Extended Data Fig. 1: Barrier function and polarized response by T84 cells.

T84 cells were seeded onto transwell inserts. (a). The rate of establishment of barrier function was measured by the trans- epithelial electrical resistance (TEER) using a chop stick electrode. TEER greater than 1000 Ohm/cm² indicates a tight barrier and is marked with a dashed line. Each point represents the mean +/- sd. n=6. (b). Barrier integrity was assessed by dextran diffusion assay. T84 cells were allowed to grow on transwells and at the indicated time points 4kDa fluorescent FITC-Dextran was added to the apical chamber.

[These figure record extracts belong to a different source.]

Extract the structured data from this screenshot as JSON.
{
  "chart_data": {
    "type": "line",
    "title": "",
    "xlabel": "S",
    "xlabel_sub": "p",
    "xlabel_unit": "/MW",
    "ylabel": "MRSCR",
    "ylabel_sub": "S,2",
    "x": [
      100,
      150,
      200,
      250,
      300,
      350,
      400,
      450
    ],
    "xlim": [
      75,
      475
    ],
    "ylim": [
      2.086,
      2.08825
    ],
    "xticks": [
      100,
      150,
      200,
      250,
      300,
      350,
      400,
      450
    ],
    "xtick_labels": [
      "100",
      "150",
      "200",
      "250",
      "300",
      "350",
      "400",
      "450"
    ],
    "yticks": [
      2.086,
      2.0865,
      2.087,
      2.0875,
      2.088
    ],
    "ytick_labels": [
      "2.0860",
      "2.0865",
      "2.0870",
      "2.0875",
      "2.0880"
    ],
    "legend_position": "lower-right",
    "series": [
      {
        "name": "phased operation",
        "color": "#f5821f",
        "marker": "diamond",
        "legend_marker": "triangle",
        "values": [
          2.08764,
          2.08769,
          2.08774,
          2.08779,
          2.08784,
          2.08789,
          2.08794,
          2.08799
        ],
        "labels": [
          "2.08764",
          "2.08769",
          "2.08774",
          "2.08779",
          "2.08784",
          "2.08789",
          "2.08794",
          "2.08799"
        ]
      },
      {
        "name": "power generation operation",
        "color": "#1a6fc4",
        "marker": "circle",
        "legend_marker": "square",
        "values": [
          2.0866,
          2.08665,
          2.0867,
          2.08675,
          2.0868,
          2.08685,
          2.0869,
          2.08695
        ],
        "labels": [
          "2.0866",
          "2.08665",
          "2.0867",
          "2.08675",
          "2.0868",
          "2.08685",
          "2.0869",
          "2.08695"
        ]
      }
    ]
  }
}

Three hours post-incubation, basolateral media was collected and analysed by fluorometry to assess the amount of dextran which has diffused to the basolateral compartment of the transwells. Results represent the mean +/- sd. n=3. n.d.= not determined. (c) pBMCs were isolated and treated with 10-fold serial dilutions of the indicated TLR agonists (starting concentrations: TLR1/2 (PAM3CSK4, 1 μg/mL); TLR3 (1:1 HMW and LMW poly(I:C), 10 μg/mL); TLR4 (LPS-EK, 1 μg/mL); TLR5 (Flagellin-ST, 1 μg/mL); TLR7/8 (R848, 1 μg/mL), TLR9 (ODN 2395 5 μM)). Supernatants were harvested 24 h post-stimulation and were tested for IL-6 by ELISA. Results represent the mean +/- sd. n=3. (d) Polarized T84 cells were fed FITC-labelled poly(I:C) in a side specific manner. Cells were harvested at indicated time points, were washed with a quick acid wash to remove any non-internalized poly(I:C) bound to the cell surface. Following acid wash, cells were lysed and the relative amount of internalized FITC-labelled poly(I:C) was measured by spectrofluorometry. Results represent the mean +/- sd. n=3. P=values were calculated from a two-tailed unpaired t test using GraphPad Prizm.